Reshuffle-Aware Storage Assignment in Bin Stacking Robotic Warehouses

In bin stacking robotic warehouses, bins are stacked vertically to increase storage density and save floorspace. Retrieving a requested bin requires reshuffle any blocking bins above it. This operational characteristic creates strongly coupled decisions involving storage assignment, reshuffle, and retrieval, making the overall problem particularly difficult and relatively underexplored. We address this reshuffle-aware storage assignment problem by proposing a compact reshuffle–retrieval flow formulation, analyzing the symmetry and optimality properties inherent in storage and reshuffling decisions, and developing efficient exact and matheuristic algorithms. We propose a two-level decomposition-symmetry algorithm to solve the problem exactly. The first level employs logic-based Benders decomposition (LBBD) to decouple the problem into a Benders master problem for storage allocation and a Benders subproblem for reshuffle and retrieval decisions;efficient storage symmetry breaking cuts are further proposed to strengthen the Benders master problem.The second level tackles the Benders subproblem with a tailored branch-and-price method, which incorporates powerful reshuffle symmetry breaking cuts to further prune the solution space.
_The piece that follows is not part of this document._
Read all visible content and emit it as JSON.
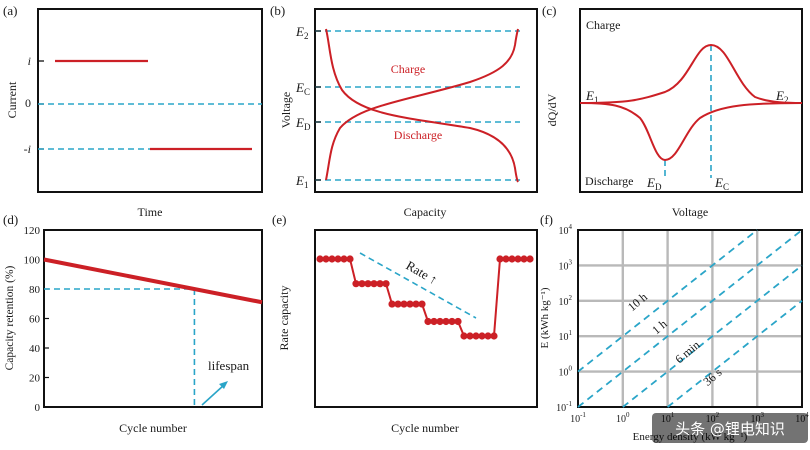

To solve practical-scale instances involving tens of thousands of bins and thousands of items, we further develop a scalable LBBD matheuristic that integrates heuristic presolving and cutting planes to produce near-optimal solutions. Computational experiments demonstrate that the exact method outperforms a state-of-the-art commercial solver by solving substantially larger instances to optimality while significantly reducing computing time. Meanwhile,the LBBD matheuristic achieves consistently strong performance on real-world datasets. Finally,comparison with commonly used storage policies shows that the reshuffle-aware storage assignment considerably reduces bin-handling time and leads to significant improvements in operational efficiency.